3. La proximité technologique

« En termes de technologie, les turbines à gaz sont issues de la technologie des moteurs d’avion, avec des contraintes et des tailles différentes », relève le délégué syndical. Selon l’intersyndicale, les processus de fabrication concernant les aubes sont par exemple identiques : aubes monocristallines, projection plasma, rechargement, usinage en pied de sapin (pour la fixation sur le rotor). Si des connaisseurs du secteur sont dubitatifs quant à cette proximité – « ce ne sont pas forcément les mêmes métiers », dixit deux industriels – l’intersyndicale reconnaît que le projet n’est pas forcément facile à élaborer. Elle sollicite surtout les besoins de Safran pour envisager le travail à réaliser. Que ce soit comme simple sous-traitant sur quelques pièces ou dans une stratégie industrielle de diversification à plus long terme. 

« Ce choix de faire venir Safran est une décision politique, qui permet ensuite de définir une stratégie industrielle, note-t-il. On n’a pas de faits aujourd’hui qui prouvent que cette diversification n’est pas possible, poursuit-il, avant de noter : Corinne de Bilbao (P-DG de GE France, NDLR) nous cite un audit de l’usine de Belfort pour nous dire que la fabrication de moteurs d’avions n‘est pas réalisable. Cet audit n’existe pas et l’inexistence de cet audit a été confirmée par la direction locale (entité turbines à gaz) en comité social et économique (CSE) du 14 février 2019. »

Au cœur du réacteur. Vue rapprochée sur les aubes de soufflante du moteur LEAP (© Cyril Abad / CAPA Pictures / Safran x 2).

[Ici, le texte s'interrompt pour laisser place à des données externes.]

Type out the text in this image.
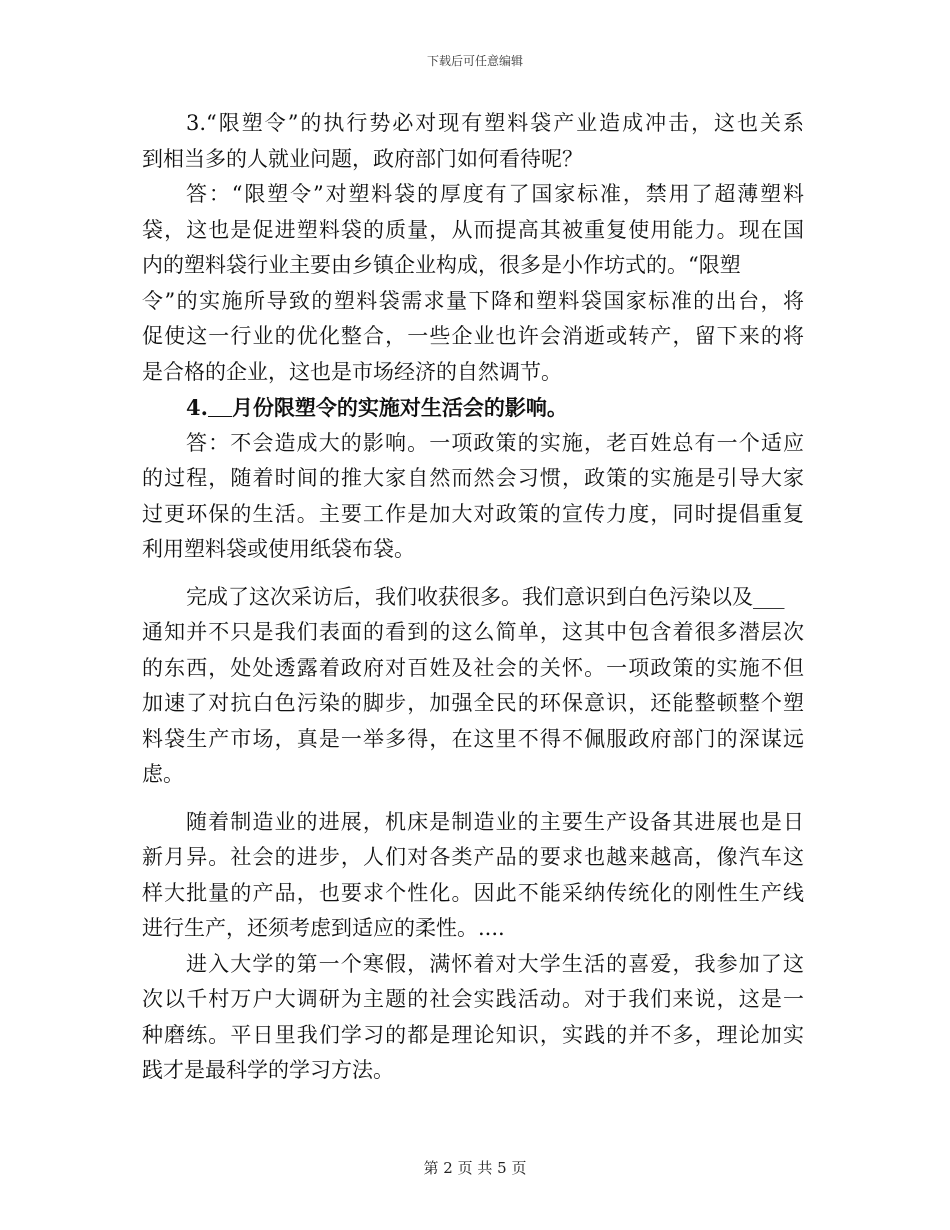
下载后可任意编辑
3.“限塑令”的执行势必对现有塑料袋产业造成冲击，这也关系
到相当多的人就业问题，政府部门如何看待呢？
答：“限塑令”对塑料袋的厚度有了国家标准，禁用了超薄塑料
袋，这也是促进塑料袋的质量，从而提高其被重复使用能力。现在国
内的塑料袋行业主要由乡镇企业构成，很多是小作坊式的。“限塑
令”的实施所导致的塑料袋需求量下降和塑料袋国家标准的出台，将
促使这一行业的优化整合，一些企业也许会消逝或转产，留下来的将
是合格的企业，这也是市场经济的自然调节。
4. 月份限塑令的实施对生活会的影响。
答：不会造成大的影响。一项政策的实施，老百姓总有一个适应
的过程，随着时间的推大家自然而然会习惯，政策的实施是引导大家
过更环保的生活。主要工作是加大对政策的宣传力度，同时提倡重复
利用塑料袋或使用纸袋布袋。
完成了这次采访后，我们收获很多。我们意识到白色污染以及___
通知并不只是我们表面的看到的这么简单，这其中包含着很多潜层次
的东西，处处透露着政府对百姓及社会的关怀。一项政策的实施不但
加速了对抗白色污染的脚步，加强全民的环保意识，还能整顿整个塑
料袋生产市场，真是一举多得，在这里不得不佩服政府部门的深谋远
虑。
随着制造业的进展，机床是制造业的主要生产设备其进展也是日
新月异。社会的进步，人们对各类产品的要求也越来越高，像汽车这
样大批量的产品，也要求个性化。因此不能采纳传统化的刚性生产线
进行生产，还须考虑到适应的柔性。....
进入大学的第一个寒假，满怀着对大学生活的喜爱，我参加了这
次以千村万户大调研为主题的社会实践活动。对于我们来说，这是一
种磨练。平日里我们学习的都是理论知识，实践的并不多，理论加实
践才是最科学的学习方法。
第 2 页 共 5 页
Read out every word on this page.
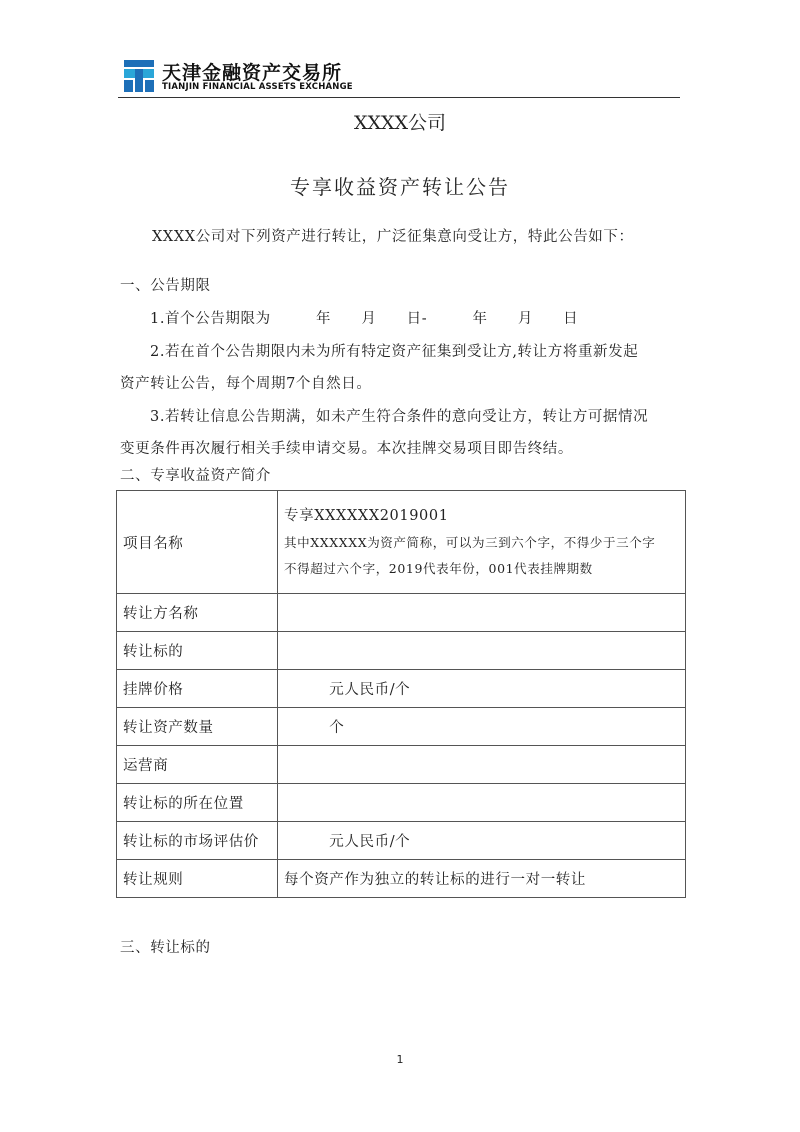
天津金融资产交易所
TIANJIN FINANCIAL ASSETS EXCHANGE
XXXX公司
专享收益资产转让公告
XXXX公司对下列资产进行转让，广泛征集意向受让方，特此公告如下：
一、公告期限
1.首个公告期限为　　　年　　月　　日-　　　年　　月　　日
2.若在首个公告期限内未为所有特定资产征集到受让方,转让方将重新发起
资产转让公告，每个周期7个自然日。
3.若转让信息公告期满，如未产生符合条件的意向受让方，转让方可据情况
变更条件再次履行相关手续申请交易。本次挂牌交易项目即告终结。
二、专享收益资产简介
项目名称	专享XXXXXX2019001
其中XXXXXX为资产简称，可以为三到六个字，不得少于三个字
不得超过六个字，2019代表年份，001代表挂牌期数

转让方名称	
转让标的	
挂牌价格	　　　元人民币/个
转让资产数量	　　　个
运营商	
转让标的所在位置	
转让标的市场评估价	　　　元人民币/个
转让规则	每个资产作为独立的转让标的进行一对一转让
三、转让标的
1
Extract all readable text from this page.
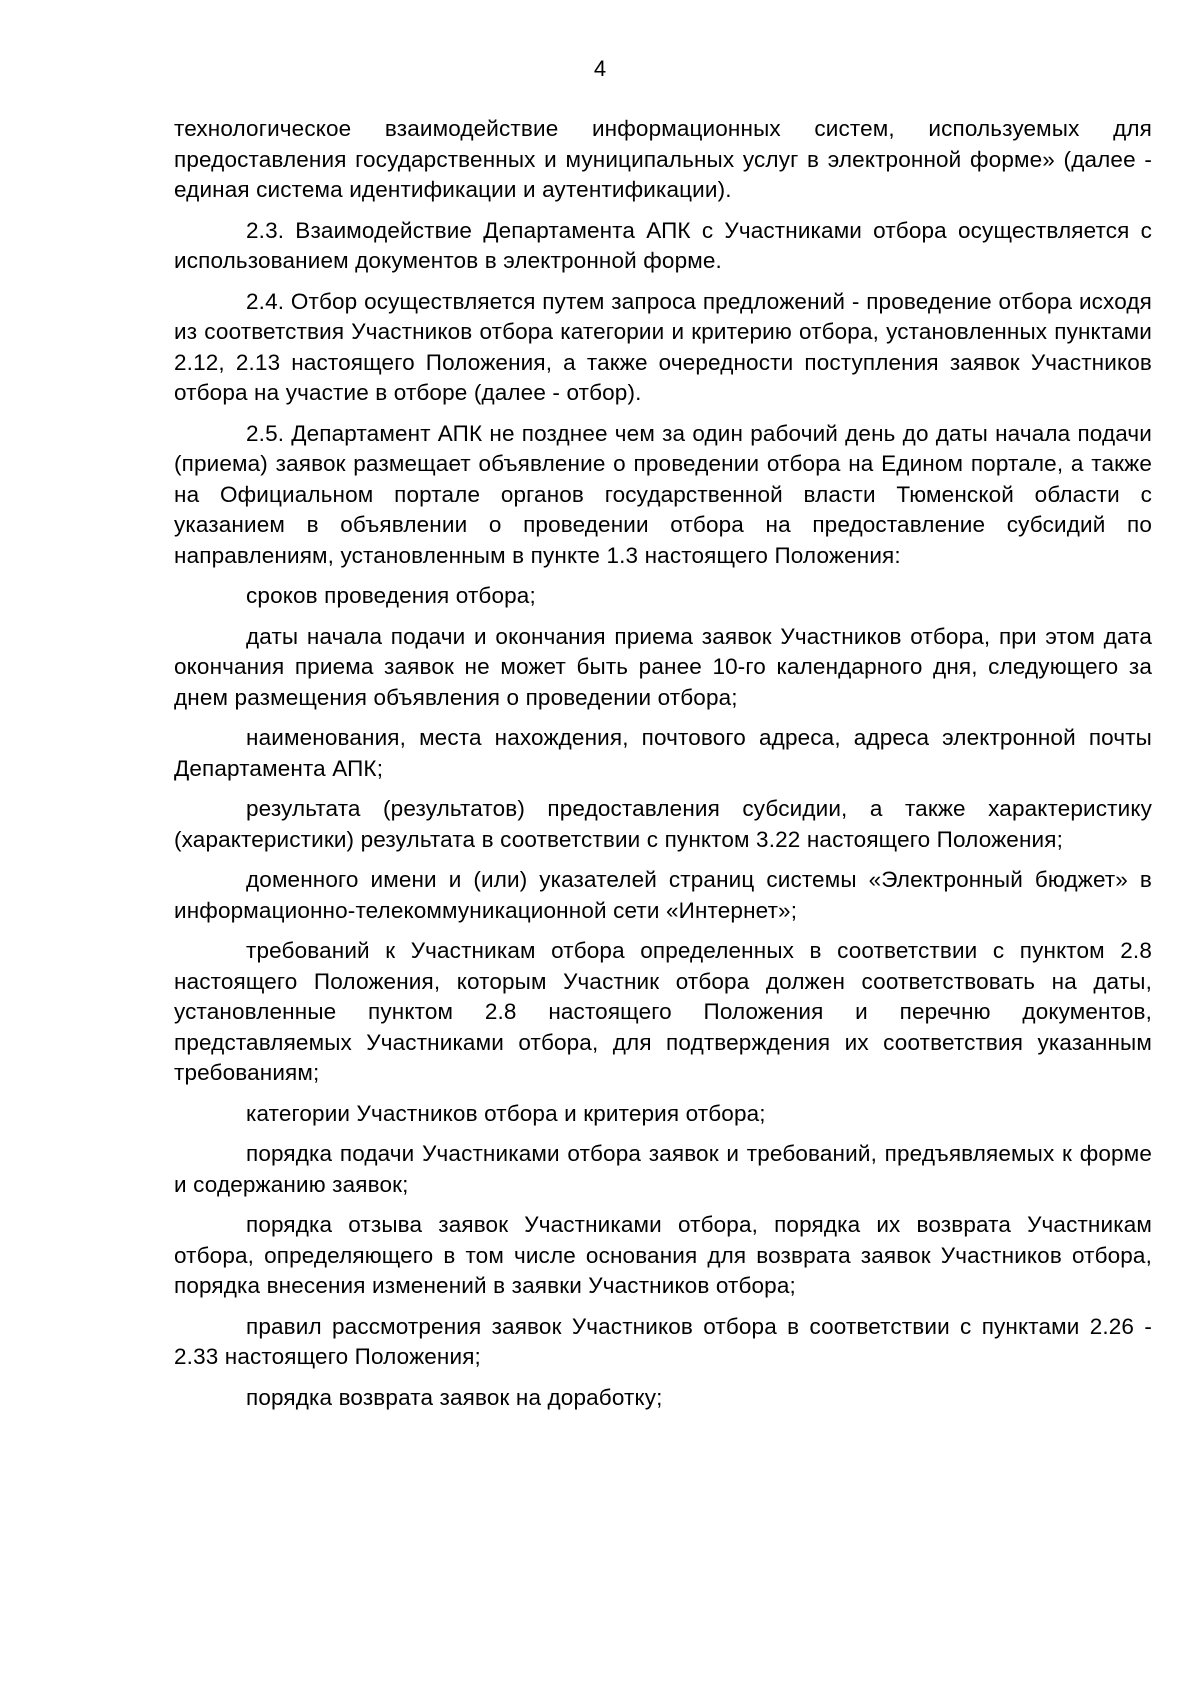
4

технологическое взаимодействие информационных систем, используемых для предоставления государственных и муниципальных услуг в электронной форме» (далее - единая система идентификации и аутентификации).

2.3. Взаимодействие Департамента АПК с Участниками отбора осуществляется с использованием документов в электронной форме.

2.4. Отбор осуществляется путем запроса предложений - проведение отбора исходя из соответствия Участников отбора категории и критерию отбора, установленных пунктами 2.12, 2.13 настоящего Положения, а также очередности поступления заявок Участников отбора на участие в отборе (далее - отбор).

2.5. Департамент АПК не позднее чем за один рабочий день до даты начала подачи (приема) заявок размещает объявление о проведении отбора на Едином портале, а также на Официальном портале органов государственной власти Тюменской области с указанием в объявлении о проведении отбора на предоставление субсидий по направлениям, установленным в пункте 1.3 настоящего Положения:

сроков проведения отбора;

даты начала подачи и окончания приема заявок Участников отбора, при этом дата окончания приема заявок не может быть ранее 10-го календарного дня, следующего за днем размещения объявления о проведении отбора;

наименования, места нахождения, почтового адреса, адреса электронной почты Департамента АПК;

результата (результатов) предоставления субсидии, а также характеристику (характеристики) результата в соответствии с пунктом 3.22 настоящего Положения;

доменного имени и (или) указателей страниц системы «Электронный бюджет» в информационно-телекоммуникационной сети «Интернет»;

требований к Участникам отбора определенных в соответствии с пунктом 2.8 настоящего Положения, которым Участник отбора должен соответствовать на даты, установленные пунктом 2.8 настоящего Положения и перечню документов, представляемых Участниками отбора, для подтверждения их соответствия указанным требованиям;

категории Участников отбора и критерия отбора;

порядка подачи Участниками отбора заявок и требований, предъявляемых к форме и содержанию заявок;

порядка отзыва заявок Участниками отбора, порядка их возврата Участникам отбора, определяющего в том числе основания для возврата заявок Участников отбора, порядка внесения изменений в заявки Участников отбора;

правил рассмотрения заявок Участников отбора в соответствии с пунктами 2.26 - 2.33 настоящего Положения;

порядка возврата заявок на доработку;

4. La hausse de production de Safran

Le successeur du CFM 56, le turboréacteur Leap, a passé ses tests en 2014 et est en service depuis 2016. Son succès est au rendez-vous. 700 appareils, des Airbus A320 Neo et des Boeing 737 Max, en sont déjà équipés. « CFM doit livrer cette année 1 800 moteurs Leap, puis 2 000 moteurs par an d’ici 2020 », annonce le groupe Safran dans un communiqué de presse du 19 février annonçant la construction en Inde d’une usine de production de pièces à destination de ce moteur. La demande est là. Les besoins aussi. Un document interne de General Electric confirme cette demande croissante. CFM International a vendu 1 118 moteurs Leap en 2018, contre 459 en 2017. « Le moteur a un succès important et le concurrent, Pratt & Whitney, a rencontré des soucis techniques », souligne le délégué syndical. Pour répondre à cette production, Belfort dispose d’une main-d’œuvre qualifiée. Un point fort. « Selon nos collègues délégués syndicaux de Safran, l’une des problématiques du groupe est de recruter des ouvriers qualifiés », note le délégué CFE-CGC, pour compléter son plaidoyer. Aujourd’hui, Safran n’a pas de position officielle sur ce dossier. Le groupe fait preuve de prudence dans les dossiers impliquant les territoires. Cependant, l’organisation de la conférence de presse sur les résultats annuels 2018 de Safran pourrait être l’occasion d’avoir une position.

5. Un accueil facilité

Sur le site de General Electric de Bourogne, le bâtiment 331 devait être intégrée à l’usine du futur imaginée par le géant américain. 50 millions d’investissements étaient annoncés. GE a construit ce bâtiment… Mais aujourd’hui, il sert d’entrepôt. « Il devait accueillir des machines-outils. Il y a donc tous les fluides nécessaires et des ponts pour accueillir une activité », avance le délégué syndical. Le message est de dire qu’il y a de la place pour accueillir une nouvelle production. De fait, pourquoi pas une activité de sous-traitance pour Safran, une activité de Safran elle-même, voire une unité de GE Aviation. « La société d’économie mixte Tandem peut aussi être un support », relève l’ingénieur. Et l’intersyndical cible le fonds de soutien annoncé par Bercy comme un levier à la diversification de Belfort vers l’aviation. Une politique d’envergure qui doit correspondre à une vision de l’avenir industriel du nord Franche-Comté.